Haematopoietic stem cell transplantation was superior to cyclophosphamide for the treatment of systemic sclerosis in three randomized clinical trials: ASSIST1, ASTIS2 and SCOT3. Although all three trials infused autologous haematopoietic cells, they employed different preparative conditioning regimens, for which the relative safety and efficacy are unknown. We read with interest the News & Views commentary by Burt and Farge (Systemic sclerosis: autologous HSCT is efficacious, but can we make it safer? Nat. Rev. Rheumatol. 14, 189–191 (2018))4 comparing the results of these trials plus an uncontrolled retrospective study of the ASSIST regimen5. However, misapplied cross-study comparisons led to several faulty conclusions.

Burt and Farge asserted “the SCOT trial did not improve pulmonary function”4. However, in a longitudinal analysis of forced vital capacity (FVC) trends, transplant was superior to cyclophosphamide6. The supplemental analysis they cited did not evaluate the treatment effect on FVC, as the event-free survival advantage of transplant is removed.

The statement that a myeloablative regimen “increases the risk of late-occurring cancer”4 requires clarification. The SCOT manuscript3 reported one case of breast cancer in the control arm, and two cases of myelodyplastic syndrome (MDS) and one of papillary (not medullary) thyroid cancer in the transplant group by 6 years. Because MDS is rare, it is reasonable to deduce that MDS-risk increases with myeloablation relative to control, but evidence does not support an increased risk of cancer in general. Each arm had one non-MDS cancer, and the time-at-risk was shorter in the cyclophosphamide group owing to greater deaths and early withdrawals. Importantly, none of these manuscripts1,2,3,5 provides a cumulative incidence of cancers over time accounting for duration of follow-up and numbers at-risk. Because the number of cases is very small, precise comparisons of rates are not possible. Some ‘late-occurring’ cancers might also have been missed, as the ASTIS manuscript2 would have excluded any non-fatal cancers occurring after 2 years, and in the ASSIST report5 only 17 individuals were followed beyond 3 years. Hence, the relative risk of cancers for myeloablative and non-myeloablative regimens cannot be reliably evaluated.

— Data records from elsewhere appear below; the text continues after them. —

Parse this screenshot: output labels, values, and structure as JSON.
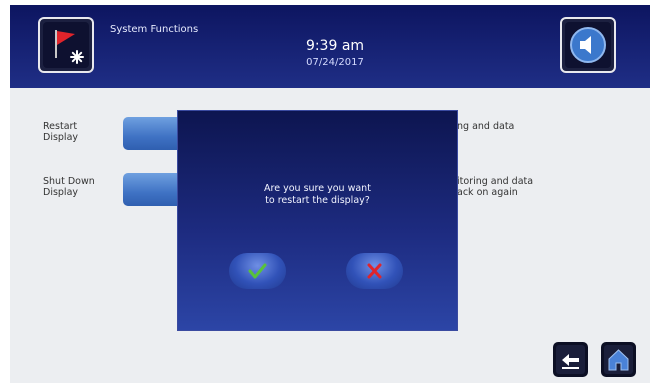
{
  "header": {
    "title": "System Functions",
    "time": "9:39 am",
    "date": "07/24/2017",
    "flag_icon": "alarm-flag-icon",
    "speaker_icon": "speaker-icon"
  },
  "settings": {
    "restart_label": "Restart\nDisplay",
    "shutdown_label": "Shut Down\nDisplay",
    "restart_desc": "ng and data",
    "shutdown_desc": "itoring and data\nack on again"
  },
  "dialog": {
    "message": "Are you sure you want\nto restart the display?",
    "confirm_icon": "checkmark-icon",
    "cancel_icon": "x-icon",
    "confirm_color": "#58c23a",
    "cancel_color": "#e0242b"
  },
  "nav": {
    "back_icon": "back-arrow-icon",
    "home_icon": "home-icon"
  }
}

The statement that “Transplant-related mortality for the SCOT trial was equivalent to that for the ASSIST trial and lower than for the ASTIS trial”4 simplifies a nuanced issue. For ASTIS2 and ASSIST5, transplant-related deaths occurred during the first year; however, no transplant deaths occurred during this period in SCOT3. Transplant-related deaths in SCOT occurred later, at 16 and 68 months, and were secondary to MDS. Also, Burt and Farge4 claimed that the incidence of “major (grade 4) transplant-related adverse events” (AEs) was higher for SCOT than ASTIS, but cited event rates that are not comparable. ASTIS2 reported grade 4 events accrued over 2 years; SCOT3 reported grade 4 and 5 events accrued over 6 years. Furthermore, reporting rules for haematologic AEs may have differed, as red blood cell and platelet transfusions are indicative of severe haematologic AEs and were reported as such in SCOT but not in ASTIS2. Other cross-trial differences between the reports also warrant careful consideration.

When comparing studies with different treatments, end points, statistical methodology, follow-up duration and study populations, careful interpretation of results is essential to ensure appropriate insights into the relative efficacy and safety of treatments7.